After learning the chamber had spent thousands each year on renting event space, the team committed to expanding a second-floor conference room and converted a break area into a full service kitchen.

When it comes to designing homes, economy of space and honesty in design also apply.

In Cedarbrook’s TerraWise home, for example, Content Design Group removed standalone living and dining rooms, spaces that were used in the past, but aren’t used today. Instead, there’s a loft above the kitchen, where kids can play separately from, but also within earshot of adults.

They moved excess square footage from the master bedroom, a place that’s only used for sleeping and reading or watching TV, to other areas of the house.

“Sometimes when you look at spec-built house plans, it just looks like people literally just added, added, added,” Blythe said. “So you end up with these McMansions, where nobody was ever told no.”
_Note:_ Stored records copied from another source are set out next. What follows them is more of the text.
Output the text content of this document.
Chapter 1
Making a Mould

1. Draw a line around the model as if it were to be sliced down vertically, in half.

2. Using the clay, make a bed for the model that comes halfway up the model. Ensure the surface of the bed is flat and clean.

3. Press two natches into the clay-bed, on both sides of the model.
The Cedarbrook homes by TerraWise stand out for their solar panel option, a feature that increases mortgage payments but decreases energy bills for a net savings of about $35 month.

But energy efficient design, even without solar panels, is a choice that pays, the team said.
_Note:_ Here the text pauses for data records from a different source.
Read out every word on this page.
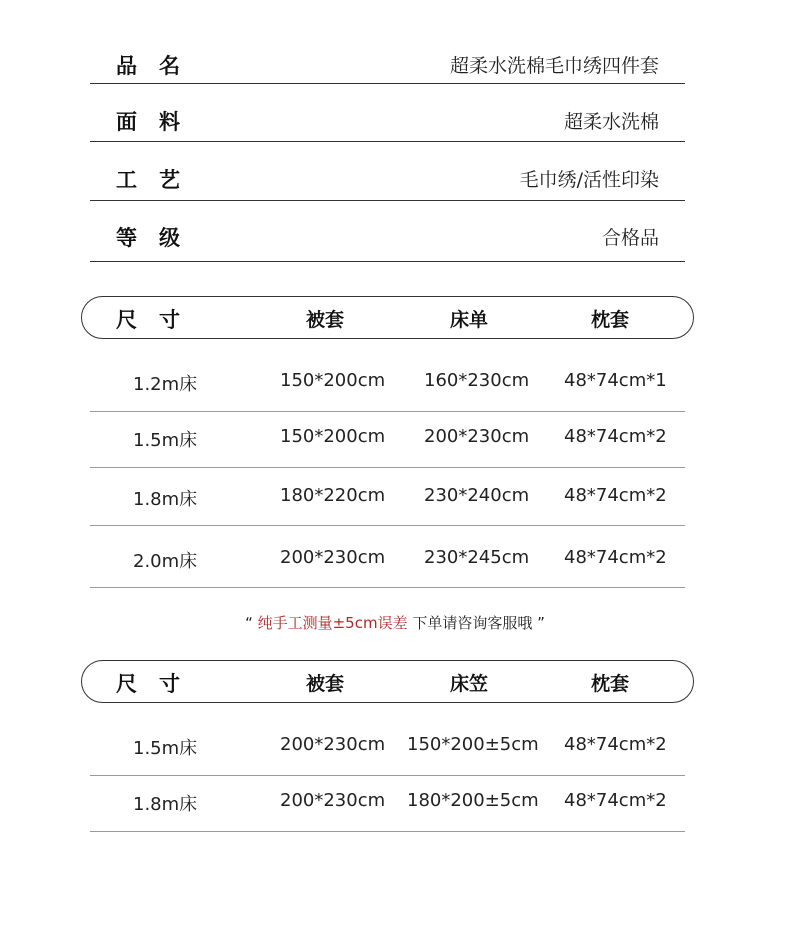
品 名	超柔水洗棉毛巾绣四件套
面 料	超柔水洗棉
工 艺	毛巾绣/活性印染
等 级	合格品
尺 寸	被套	床单	枕套
1.2m床	150*200cm 160*230cm 48*74cm*1
1.5m床	150*200cm 200*230cm 48*74cm*2
1.8m床	180*220cm 230*240cm 48*74cm*2
2.0m床	200*230cm 230*245cm 48*74cm*2
“ 纯手工测量±5cm误差 下单请咨询客服哦 ”
尺 寸	被套	床笠	枕套
1.5m床	200*230cm 150*200±5cm 48*74cm*2
1.8m床	200*230cm 180*200±5cm 48*74cm*2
A higher SEER (seasonal energy efficiency ratio) air conditioner can recapture the $1,200 extra upfront cost in one or two years.

Low-VOC paints emit fewer fumes and don’t cost any more than traditional paint.

Aerated and low-flow plumbing fixtures save money on water bills, and Energy Star appliances come with a label that estimates annual operating costs.

One problem with “green,” Beere said, is the word has been overused.

“There were a lot of builders who came out when green was the big buzzword,” he said. “It was, ‘Yes we’re green.’ But they were not quantifying that in any particular way.”

Also, contractors sometimes struggle to adopt new “green” building materials and processes. That can make job quotes rise.

Educating customers and businesses on the value of green can be a challenge. But it’s also a way Content Design separates itself from the competition, the partners said.

“It’s smart, so why would you waste money?” Beere said. “You don’t need to be a tree hugger or environmentalist. We realized high-quality building is the same thing as building green.”